Dünya ekonomisinde salgın sonrası dengelerin yeniden kurulacağına yönelik önemli ekonomik ve politik gelişmelerin işaretleri alınıyor. 2020 sonunda Çin’in başını çektiği 15 Asya-Pasifik ülkesi bölgesel kapsamlı ekonomik ortaklık anlaşmasına (RCEP) imza attı ki bu, dünyanın en büyük serbest ticaret anlaşması niteliğinde. RCEP anlaşmasının dışında kalan ABD ve diğer ülkeler, 2021 ve sonrasına dair bölgesel bazda yeni ikili anlaşmalara yönelebilir.
Orta Doğu ve Kuzey Afrika’nın enerji üreten ülkelerini zorlu bir 2021 yılı bekliyor. Pandemi nedeniyle küresel enerji talebindeki azalış, Cezayir’den İran’a, hükümetlerin kasalarına daha az nakit gireceğinden dolayı ekonomilerini zayıflatacaktır. Enerji fiyatlarının düşük kalması, kovit-19 salgınından önce zaten istikrarsızlık yaşayan hükümetler üzerindeki baskıyı sürdürecek. Birçok ülke harcamaları kısacak, yatırımlar azalacak ve bunun sonucu olarak işsizlik artacaktır.
Avrupa Birliği’nin pandeminin etkisinden kurtulmak için 750 milyar avroluk kurtarma fonunun onaylanmasında Şansölye Merkel’in siyasi becerileri olmasaydı, üyeler arasında eşi görülmemiş bir iç bölünmeyle karşı karşıya kalınırdı. Avrupa’nın geleceği için rekabet eden Fransa ve Almanya’nın birliği de risk altındaydı. Avrupa’nın en önemli lideri Merkel’in 15 yıl sonra 2021’de görevinden ayrılması da AB açısından en büyük riski oluşturuyor.

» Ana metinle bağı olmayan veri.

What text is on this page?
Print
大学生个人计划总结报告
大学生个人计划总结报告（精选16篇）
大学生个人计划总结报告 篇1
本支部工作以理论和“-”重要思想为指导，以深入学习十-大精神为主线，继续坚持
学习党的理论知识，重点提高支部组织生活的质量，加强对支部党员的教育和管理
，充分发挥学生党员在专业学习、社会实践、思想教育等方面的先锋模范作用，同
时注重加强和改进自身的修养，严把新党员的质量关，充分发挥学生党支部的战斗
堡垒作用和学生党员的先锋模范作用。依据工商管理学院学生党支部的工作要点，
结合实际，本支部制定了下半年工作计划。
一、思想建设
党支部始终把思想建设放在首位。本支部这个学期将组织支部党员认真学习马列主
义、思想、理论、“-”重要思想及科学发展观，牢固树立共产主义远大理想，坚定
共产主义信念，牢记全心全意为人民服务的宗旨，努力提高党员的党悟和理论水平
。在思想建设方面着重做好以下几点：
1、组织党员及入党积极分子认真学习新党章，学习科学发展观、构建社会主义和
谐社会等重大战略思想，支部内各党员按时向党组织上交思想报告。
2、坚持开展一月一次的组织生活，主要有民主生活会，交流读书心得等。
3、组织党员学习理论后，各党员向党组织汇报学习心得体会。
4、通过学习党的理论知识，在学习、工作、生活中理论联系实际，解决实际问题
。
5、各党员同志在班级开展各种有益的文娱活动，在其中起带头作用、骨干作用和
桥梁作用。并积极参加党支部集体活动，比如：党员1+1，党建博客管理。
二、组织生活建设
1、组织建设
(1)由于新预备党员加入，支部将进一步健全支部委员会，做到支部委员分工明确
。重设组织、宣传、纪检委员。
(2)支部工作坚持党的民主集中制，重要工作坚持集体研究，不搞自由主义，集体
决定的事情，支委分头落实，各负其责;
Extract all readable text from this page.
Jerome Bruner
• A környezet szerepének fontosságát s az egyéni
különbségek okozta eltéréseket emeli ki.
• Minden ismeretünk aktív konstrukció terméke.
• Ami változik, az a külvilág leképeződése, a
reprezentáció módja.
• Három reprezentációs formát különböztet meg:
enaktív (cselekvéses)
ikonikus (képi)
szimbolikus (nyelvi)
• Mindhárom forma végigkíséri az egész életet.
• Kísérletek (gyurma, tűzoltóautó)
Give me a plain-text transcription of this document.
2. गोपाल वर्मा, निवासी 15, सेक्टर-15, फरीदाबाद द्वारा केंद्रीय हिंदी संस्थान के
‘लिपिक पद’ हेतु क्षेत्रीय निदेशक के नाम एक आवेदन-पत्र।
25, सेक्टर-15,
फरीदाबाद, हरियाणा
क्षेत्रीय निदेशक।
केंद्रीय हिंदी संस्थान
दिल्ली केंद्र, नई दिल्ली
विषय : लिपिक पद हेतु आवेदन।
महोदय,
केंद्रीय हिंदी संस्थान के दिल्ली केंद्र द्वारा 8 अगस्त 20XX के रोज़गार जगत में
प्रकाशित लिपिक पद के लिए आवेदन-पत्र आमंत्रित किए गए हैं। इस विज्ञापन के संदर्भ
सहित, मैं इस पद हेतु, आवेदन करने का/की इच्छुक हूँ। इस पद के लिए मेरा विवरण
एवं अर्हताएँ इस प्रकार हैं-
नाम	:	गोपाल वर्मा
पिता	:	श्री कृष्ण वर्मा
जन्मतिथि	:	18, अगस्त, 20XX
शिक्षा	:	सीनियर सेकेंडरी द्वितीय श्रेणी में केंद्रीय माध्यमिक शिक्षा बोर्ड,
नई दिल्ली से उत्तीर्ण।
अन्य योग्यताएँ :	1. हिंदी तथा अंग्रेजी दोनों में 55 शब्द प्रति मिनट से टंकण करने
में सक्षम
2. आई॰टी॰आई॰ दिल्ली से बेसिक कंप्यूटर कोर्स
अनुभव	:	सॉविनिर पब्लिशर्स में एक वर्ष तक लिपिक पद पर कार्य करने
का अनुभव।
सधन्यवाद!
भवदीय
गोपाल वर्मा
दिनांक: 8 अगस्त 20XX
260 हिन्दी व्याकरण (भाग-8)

Diğer yandan gelişmekte olan ülkelerdeki ekonomik krizler, küresel büyümeyi önemli ölçüde azaltabilir. Özellikle kovit-19’dan en fazla etkilenen Ortadoğu ve Latin Amerika’daki ülkelerde artan yoksulluk, işsizlik ve eşitsizlikler göz önüne alındığında ülkelerin mali yapıları daha da bozulacaktır.
Özetle aşı üretim kapasitesine sahip olmayan pek çok ülke, 2021’in sonlarına ve hatta 2022’ye kadar aşıyı tedarik edemeyecek. Yaygın aşılama başladığında ne koronavirüs ne de geniş çaplı etkileri ortadan kalkacak. Bu yıl kovid-19’un kalıcı semptomlarının sadece sağlığımızı değil, küresel ekonomiyi de tehdit ettiği bir yıl yaşayacağız.